La ricerca servirà a meglio comprendere la risposta delle piante di fronte ad ulteriori cambiamenti del clima determinati, tra le altre cose, dall’innalzamento della temperatura globale. E’ noto che ogni specie vegetale è in grado di affrontare i cambi di temperatura reagendo in maniera diversa, facendo spuntare le nuove foglie in anticipo o ritardandone la crescita durante la primavera se le condizioni climatiche non si presentano ottimali.
Lo studio pubblicato nella rivista *”Trends in Plants Science”* fornisce una sintesi dei meccanismi molecolari e genetici delle piante importanti per gli ecologisti fisiologi e biologi molecolari che stanno studiando le conseguenze del climate change sulla flora cercando di anticiparne le difficoltà.

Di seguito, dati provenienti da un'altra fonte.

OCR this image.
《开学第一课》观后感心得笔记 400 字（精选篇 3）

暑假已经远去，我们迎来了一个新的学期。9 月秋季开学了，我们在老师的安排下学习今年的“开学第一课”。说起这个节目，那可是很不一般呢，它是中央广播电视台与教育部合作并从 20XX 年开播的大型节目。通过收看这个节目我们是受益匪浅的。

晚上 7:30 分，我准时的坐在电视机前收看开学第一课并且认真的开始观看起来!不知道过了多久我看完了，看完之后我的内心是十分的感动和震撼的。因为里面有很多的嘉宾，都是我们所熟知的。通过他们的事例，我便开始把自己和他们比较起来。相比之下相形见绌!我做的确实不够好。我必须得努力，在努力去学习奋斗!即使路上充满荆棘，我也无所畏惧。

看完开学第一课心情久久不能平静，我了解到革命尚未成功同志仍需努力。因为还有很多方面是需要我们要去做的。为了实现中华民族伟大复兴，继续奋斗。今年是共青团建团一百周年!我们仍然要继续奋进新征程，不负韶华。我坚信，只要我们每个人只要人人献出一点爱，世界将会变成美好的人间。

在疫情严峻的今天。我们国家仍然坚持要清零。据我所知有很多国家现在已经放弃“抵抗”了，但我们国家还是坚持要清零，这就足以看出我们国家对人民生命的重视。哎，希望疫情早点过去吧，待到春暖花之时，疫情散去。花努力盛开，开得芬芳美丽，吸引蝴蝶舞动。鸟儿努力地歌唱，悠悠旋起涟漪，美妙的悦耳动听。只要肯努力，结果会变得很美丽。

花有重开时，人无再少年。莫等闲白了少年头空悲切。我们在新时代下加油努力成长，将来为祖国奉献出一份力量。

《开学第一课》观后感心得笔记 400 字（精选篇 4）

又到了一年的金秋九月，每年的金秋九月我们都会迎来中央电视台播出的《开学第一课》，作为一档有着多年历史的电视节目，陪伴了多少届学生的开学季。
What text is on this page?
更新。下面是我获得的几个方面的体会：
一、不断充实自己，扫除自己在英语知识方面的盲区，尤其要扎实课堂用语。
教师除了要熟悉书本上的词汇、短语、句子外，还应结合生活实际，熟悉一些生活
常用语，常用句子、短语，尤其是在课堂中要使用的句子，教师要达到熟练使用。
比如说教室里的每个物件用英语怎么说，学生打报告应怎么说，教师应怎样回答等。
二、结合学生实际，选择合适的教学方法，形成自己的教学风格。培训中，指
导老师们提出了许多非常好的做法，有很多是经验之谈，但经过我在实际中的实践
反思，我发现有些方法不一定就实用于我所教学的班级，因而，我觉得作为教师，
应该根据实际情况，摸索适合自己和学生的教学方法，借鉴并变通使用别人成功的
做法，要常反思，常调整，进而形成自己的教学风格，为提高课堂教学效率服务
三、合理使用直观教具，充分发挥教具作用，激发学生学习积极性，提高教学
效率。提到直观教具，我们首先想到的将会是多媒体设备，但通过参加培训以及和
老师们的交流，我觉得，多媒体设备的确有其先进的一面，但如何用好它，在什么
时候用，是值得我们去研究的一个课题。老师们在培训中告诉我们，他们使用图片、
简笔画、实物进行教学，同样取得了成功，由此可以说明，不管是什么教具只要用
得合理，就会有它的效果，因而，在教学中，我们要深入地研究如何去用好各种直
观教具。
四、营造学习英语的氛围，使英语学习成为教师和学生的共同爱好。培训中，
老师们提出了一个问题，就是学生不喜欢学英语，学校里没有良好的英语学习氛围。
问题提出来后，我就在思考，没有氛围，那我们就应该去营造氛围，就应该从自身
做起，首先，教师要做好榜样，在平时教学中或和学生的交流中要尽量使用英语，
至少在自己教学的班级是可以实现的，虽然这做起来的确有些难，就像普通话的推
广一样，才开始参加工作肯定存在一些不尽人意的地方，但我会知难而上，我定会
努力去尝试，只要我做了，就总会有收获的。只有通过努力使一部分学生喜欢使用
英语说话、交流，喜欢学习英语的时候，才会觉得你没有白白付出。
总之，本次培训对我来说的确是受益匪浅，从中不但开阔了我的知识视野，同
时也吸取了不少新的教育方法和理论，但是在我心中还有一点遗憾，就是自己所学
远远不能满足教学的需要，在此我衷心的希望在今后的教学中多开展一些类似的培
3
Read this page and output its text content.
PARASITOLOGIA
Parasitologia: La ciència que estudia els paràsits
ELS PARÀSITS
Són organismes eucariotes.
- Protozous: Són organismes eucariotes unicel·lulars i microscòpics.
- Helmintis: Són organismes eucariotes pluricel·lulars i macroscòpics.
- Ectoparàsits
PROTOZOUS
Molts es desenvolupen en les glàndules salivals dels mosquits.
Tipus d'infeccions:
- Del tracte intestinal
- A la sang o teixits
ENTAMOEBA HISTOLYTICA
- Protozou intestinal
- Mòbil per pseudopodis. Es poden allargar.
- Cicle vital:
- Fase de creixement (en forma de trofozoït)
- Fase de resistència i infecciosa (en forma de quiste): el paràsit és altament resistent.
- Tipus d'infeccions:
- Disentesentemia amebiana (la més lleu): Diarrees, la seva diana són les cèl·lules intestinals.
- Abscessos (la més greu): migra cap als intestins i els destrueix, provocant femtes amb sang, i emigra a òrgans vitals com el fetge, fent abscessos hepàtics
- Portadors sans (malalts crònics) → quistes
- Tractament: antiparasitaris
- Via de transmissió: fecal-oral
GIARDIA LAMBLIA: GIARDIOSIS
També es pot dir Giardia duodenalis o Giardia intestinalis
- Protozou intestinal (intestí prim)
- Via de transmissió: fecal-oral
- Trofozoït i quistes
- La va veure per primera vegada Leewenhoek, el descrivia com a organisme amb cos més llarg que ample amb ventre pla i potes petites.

I risultati mostrano come le piante dei sistemi naturali e di quelli agricoli “Hanno la capacità di adattarsi ad un ambiente in cambiamento senza la necessità di modificare il regime evolutivo che coinvolge varie generazioni” ha affermato Fernando Valladares, uno degli autori dell’articolo e ricercatore presso il Museo Nazionale delle scienze naturali (CSIC).
“Le differenze di plasticità e i diversi meccanismi permettono di ottenere una migliore comprensione del perché le varie specie di piante crescono dove crescono. Così noi possiamo progettare quali distribuzioni saranno le più probabili e idonee a seconda dei diversi scenari di cambiamento climatico”, ha dichiarato il ricercatore.